Oh look, it’s ceteareth-20 and cetearyl alcohol again, yay, plus cetyl alcohol too, what a marvelous potentially comedogenic party. Behentrimonium Methosulfate is a conditioner most commonly used in hair products. Petrolatum is an effective occlusive, but not something I personally enjoy the feel of on my face. Potassium /dipotassium phosphates are buffers/pH adjusters. Sodium Lauroyl Lactylate is a thickener/emulsifier, Phenoxyethanol is yet another preservative, and I think we’ve covered the rest.

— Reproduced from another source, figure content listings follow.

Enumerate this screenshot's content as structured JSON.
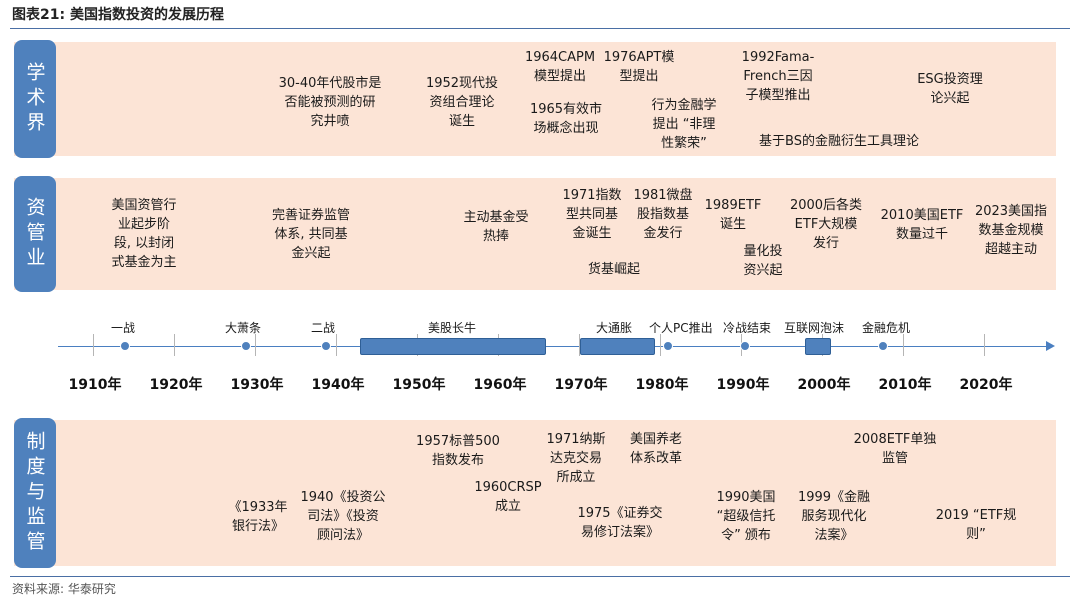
{
  "title": "图表21:  美国指数投资的发展历程",
  "source": "资料来源: 华泰研究",
  "sections": {
    "academia": {
      "label": "学术界",
      "notes": [
        "30-40年代股市是\n否能被预测的研\n究井喷",
        "1952现代投\n资组合理论\n诞生",
        "1964CAPM\n模型提出",
        "1965有效市\n场概念出现",
        "1976APT模\n型提出",
        "行为金融学\n提出 “非理\n性繁荣”",
        "1992Fama-\nFrench三因\n子模型推出",
        "基于BS的金融衍生工具理论",
        "ESG投资理\n论兴起"
      ]
    },
    "asset_mgmt": {
      "label": "资管业",
      "notes": [
        "美国资管行\n业起步阶\n段, 以封闭\n式基金为主",
        "完善证券监管\n体系, 共同基\n金兴起",
        "主动基金受\n热捧",
        "1971指数\n型共同基\n金诞生",
        "1981微盘\n股指数基\n金发行",
        "货基崛起",
        "1989ETF\n诞生",
        "量化投\n资兴起",
        "2000后各类\nETF大规模\n发行",
        "2010美国ETF\n数量过千",
        "2023美国指\n数基金规模\n超越主动"
      ]
    },
    "regulation": {
      "label": "制度与监管",
      "notes": [
        "《1933年\n银行法》",
        "1940《投资公\n司法》《投资\n顾问法》",
        "1957标普500\n指数发布",
        "1960CRSP\n成立",
        "1971纳斯\n达克交易\n所成立",
        "1975《证券交\n易修订法案》",
        "美国养老\n体系改革",
        "1990美国\n“超级信托\n令” 颁布",
        "1999《金融\n服务现代化\n法案》",
        "2008ETF单独\n监管",
        "2019 “ETF规\n则”"
      ]
    }
  },
  "timeline": {
    "years": [
      "1910年",
      "1920年",
      "1930年",
      "1940年",
      "1950年",
      "1960年",
      "1970年",
      "1980年",
      "1990年",
      "2000年",
      "2010年",
      "2020年"
    ],
    "periods": [
      "美股长牛",
      "大通胀",
      "互联网泡沫"
    ],
    "events": [
      "一战",
      "大萧条",
      "二战",
      "个人PC推出",
      "冷战结束",
      "金融危机"
    ]
  },
  "colors": {
    "band": "#fce4d6",
    "label_bg": "#4f81bd",
    "axis": "#4a7fc1"
  }
}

IN CONCLUSION : None of these things are all impressive or appealing to me? Of course, ymmv, as always! The things that make my skin flip its absolute shit (stearic/myristic/palmitic acids, many ‘cones,  etc) might be just fine for you, even if you battle breakouts as well! I am not a dermatologist or a chemist, so I’m by no means an expert — but when you’ve reached the point where your bf is like “what’re you doing over there?” and you go “I’m reading about an ester of lauric acid” and he looks like ” . . . ” and you realize you’re maybe missing out on Action in favor of long-chain fatty alcohols or synthetically-derived surfactants — well, then I think you’ve reached the point where if you don’t know at least a little about skincare ingredients, you at least qualify as “mildly obsessed.” And the above ingredient cocktails are, for me, somewhere between “feh” and “oh HELL no.”

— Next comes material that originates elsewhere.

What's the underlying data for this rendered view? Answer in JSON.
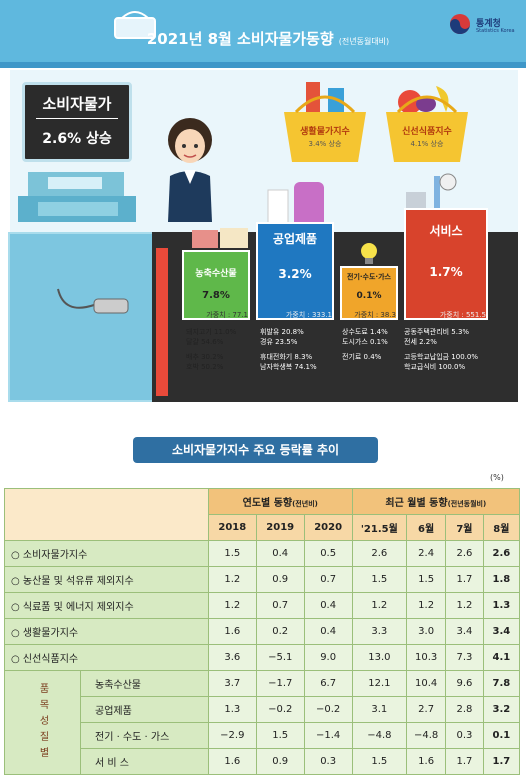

POSSIBLY/PROBABLY BETTER ALTERNATIVES : Vanicream cleanser is effective, gentle, and cheap, and probably located in your corner store right next to the CeraVe and Cetaphil. Hyaluronic serums and a huge range of great skin-friendly oils (safflower, evening primrose, hemp seed, it’s a long list) are also easily gotten for not a lot of scratch, ditto something like Aquaphor if you really want/need a serious occlusive. Buy in bulk, layer, and save! Also maybe save your skin. <3

LOOOOVE any of these? I’m not judging you!